Amid fears of gentrification in Harlem, this urban farm seeks expansion

A girl waters plants at one of Harlem Grown's. The urban farm will grow by one farming site in 2020 once Lenox Terrace's new development opens. (Photo courtesy Harlem Grown)

Lenox Terrace is attempting to rezone its property so it can build five apartment buildings and space for the farm.

Harlem Grown, a community-run urban farm that feeds families in need across six schools, is looking to expand its “farm-ily.”

The organization, which feeds almost 5,000 students with the produce it grows, has partnered with Harlem’s Lenox Terrace complex to open a new 2,000-square-foot farm and office space in 2020. The new location would allow it to feed more low-income families and their students, according to Tony Hillery, Harlem Grown’s founder.

“In a nutshell, New York City is New York City, and this is all the land we’re going to get,” Hillery told amNewYork. “We can’t scale our programming without new farms or growing sites. When the project is approved, it will allow us to get a new farm.”

Right now, Harlem Grown has 12 farming sites in Central Harlem and, so far this year, has produced about 8,000 pounds of produce — all of which was free to children and their families as long as they participate in some way at one of the sites, Hillery said.

While the program provides six elementary schools with nutrition, fitness and cooking classes, mentorships and actual food, there are still 33 more elementary schools in Harlem still not being served. That means that students are going without meals, Hillery said.

“For some students, school is where they get their three meals of the day — it’s the only food they get on a recurring basis,” he added.

When asked what vegetables Harlem Grown produces, Hillery said, “Name one, we grow it.” (Photo courtesy Harlem Grown)

According to Coalition for the Homeless, more than 110,000 New York City students were homeless at some point in 2017.

“We need to scale up our operations to accommodate more students,” Hillery added. “Of course I’m happy [about expanding] but I’m sad at the same time — we want to serve every child.

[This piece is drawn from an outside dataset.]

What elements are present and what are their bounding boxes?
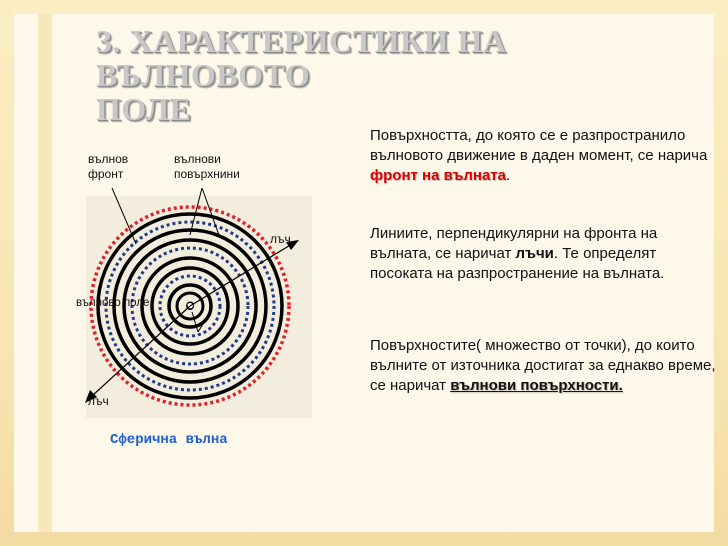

We’re in New York City and talking about homeless, hungry children – there’s an irony in that.”

A few years ago, Harlem Grown made a similar move to expand when Riverton Square‘s developers asked that it bring its programming to the students and seniors who live there as part of a deal with the city, Hillery said.

Lenox Terrace, located at 484 Lenox Ave., right now is in the midst of a controversial push to rezone its property so it can build five, 28-story mixed-income apartment buildings, which would also include space for the farm. On Nov. 6, Harlem’s Community Board 10 voted against the plan, saying that it would disrupt the community’s African American plurality and the height of the proposed buildings would be out of character, according to Curbed New York. The current complex also has cultural significance — it’s where many big names like trumpet player Danny Brown, former Manhattan Borough President Percy Sutton and former congressman Charles Rangel lived.

While the community board voted “no,” the plan could still move forward because community board’s vote is only advisory. The city’s Land Use Committee and Manhattan Borough President Gale Brewer’s office will review it next.

Hillery, a Bronx resident, said he is not taking sides.

“I am obviously in the middle — not pro nor against,” he said. “Progress happens but you’ve got to be at the table. I’m always advocating for the community for below market-rate housing, jobs, and food. I understand the public outcry, but if you’re not at the table, you’re just an observer.”

Hillery got started in 2010 when he started volunteering at a Harlem elementary school. He said he saw how underfunded schools are and the malnutrition many kids experience, which shook him “to the core.”

“To come here and look at these faces and learn about their lives and embrace their families and then see this — it’s like, are you serious, in New York City?” he said. “There’s no silver bullet here, but we’ve stumbled onto a very meaningful approach.”